My Berean brother, Dr. Haymond, rightly criticized President Obama’s leadership in the Affordable Care Act’s less than optimal rollout. But as he acknowledges in the comments section of the post, things seem to have taken a darker turn.
NBC News, not exactly a fountain of right-wing mouth-froth, is now reporting that President Obama’s Administration was aware, as early as 2010, that large numbers of those currently insured would lose coverage and be forced into alternative plans. Now we know those alternative plans are also far more expensive. Even Democrats are dissembling, attempting, like Steny Hoyer, either to nuance the claim, saying it was not a lie but “imprecise,” or, like Mary Landrieu, they are distancing themselves from their own claims.
Many laws have unintended consequences. Things happen that are difficult to foresee. When Social Security was implemented, for example, family habits transitioned away from multi-generational dwellings, where adult children and their parents often lived together, and toward arrangements that isolated the elderly because they now had a small government pension. While this phenomenon took place in the context of increased mobility and life spans, and shifting mores, so it is impossible to nail down the relationship in a causal sense, Social Security made this behavior more likely. To a degree, then, shifting family patterns were an unintended consequence of what was a well-motivated policy.
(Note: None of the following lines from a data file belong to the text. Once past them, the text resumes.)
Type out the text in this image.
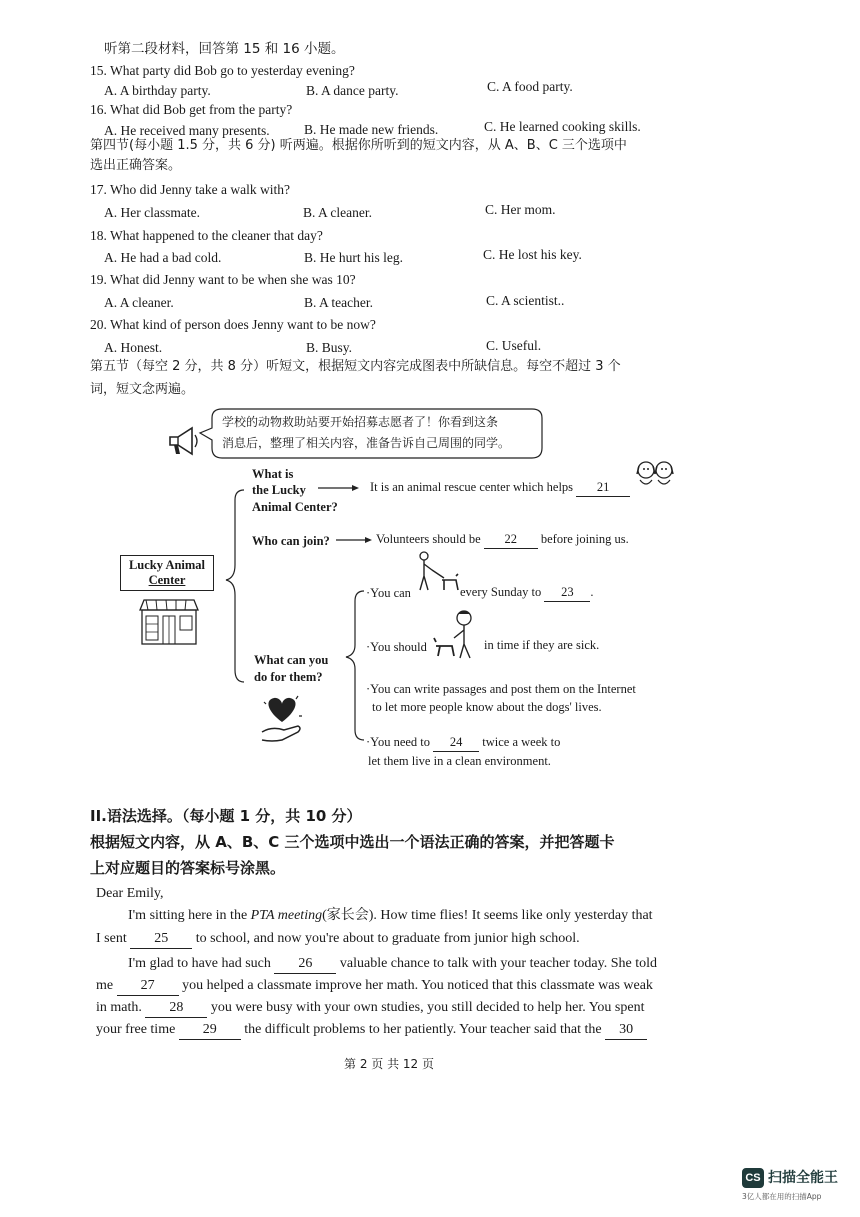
听第二段材料，回答第 15 和 16 小题。
15. What party did Bob go to yesterday evening?
A. A birthday party.	B. A dance party.	C. A food party.
16. What did Bob get from the party?
A. He received many presents.	B. He made new friends.	C. He learned cooking skills.
第四节(每小题 1.5 分，共 6 分) 听两遍。根据你所听到的短文内容，从 A、B、C 三个选项中
选出正确答案。
17. Who did Jenny take a walk with?
A. Her classmate.	B. A cleaner.	C. Her mom.
18. What happened to the cleaner that day?
A. He had a bad cold.	B. He hurt his leg.	C. He lost his key.
19. What did Jenny want to be when she was 10?
A. A cleaner.	B. A teacher.	C. A scientist..
20. What kind of person does Jenny want to be now?
A. Honest.	B. Busy.	C. Useful.
第五节（每空 2 分，共 8 分）听短文，根据短文内容完成图表中所缺信息。每空不超过 3 个
词，短文念两遍。
学校的动物救助站要开始招募志愿者了！你看到这条
消息后，整理了相关内容，准备告诉自己周围的同学。
Lucky Animal
Center
What is
the Lucky
Animal Center?
It is an animal rescue center which helps 21
Who can join?	Volunteers should be 22 before joining us.
What can you
do for them?
·You can	every Sunday to 23 .
·You should	in time if they are sick.
·You can write passages and post them on the Internet
to let more people know about the dogs' lives.
·You need to 24 twice a week to
let them live in a clean environment.
II.语法选择。（每小题 1 分，共 10 分）
根据短文内容，从 A、B、C 三个选项中选出一个语法正确的答案，并把答题卡
上对应题目的答案标号涂黑。
Dear Emily,
I'm sitting here in the PTA meeting(家长会). How time flies! It seems like only yesterday that
I sent 25 to school, and now you're about to graduate from junior high school.
I'm glad to have had such 26 valuable chance to talk with your teacher today. She told
me 27 you helped a classmate improve her math. You noticed that this classmate was weak
in math. 28 you were busy with your own studies, you still decided to help her. You spent
your free time 29 the difficult problems to her patiently. Your teacher said that the 30
第 2 页 共 12 页
CS 扫描全能王
3亿人都在用的扫描App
Recently, the cash-for-clunkers program had similar, but probably easier to predict, consequences. If you don’t recall, as part of the stimulus package in 2009, the federal government provided a rebate of up to $4,500 to people who traded in their low miles-per-gallon used cars for more fuel-efficient models. Dealers, to secure the rebate, were forced to destroy the engines of the cars being traded in and then they could make them available for junkyards or recyclers. While the program was designed to stimulate the economy and increase overall fuel efficiency, one of the consequences was that it took tens of thousands of affordable used cars from the market and thereby drove up prices for low-income families in need of a cheap car. Obviously, this was not ideal during a time of severe recession, especially when transportation and employment are so closely bound for so many.
Again, all of this to say that programs have consequences that are intended and unintended. As believers, we should extend grace to our leaders who make decisions with an imperfect understanding of what might occur. What we should demand, however, is honesty about the intentions behind policies and the competence to forecast reasonably what could happen as a result of the new law, both positively and negatively.
In 2009, during the raging debate that surrounded health care reform, President Obama claimed, repeatedly, that Americans would be able to stay in their current plans if they wished to do so AND that the reforms, once enacted, would lower health costs in general. As of 2010, at least, the NBC report claims the Obama Administration had a reasonable grasp of what would occur–canceled policies and higher costs for many individuals and families. We do not know, as far as I can tell, when President Obama was made aware of these predicted outcomes, but, as the NBC report notes, he repeated the bromides to anyone with a high-definition camera as late as 2012. What was happening in 2012? Oh yeah, an election.
We are confronted with two options. Either he was not aware of the mismatch between his rhetoric and reality, and he is an extraordinarily dull man, unable to hold his staff accountable, or he knew and simply chose to lie about it. Always. Neither outcome brings comfort, even to the President’s staunchest defenders.
What we have, it seems, is an administration that is able to forecast the most likely outcomes connected to the Affordable Care Act, but unable, either by executive incompetence or rank dishonesty, to grapple with those forecasted outcomes with anything resembling integrity.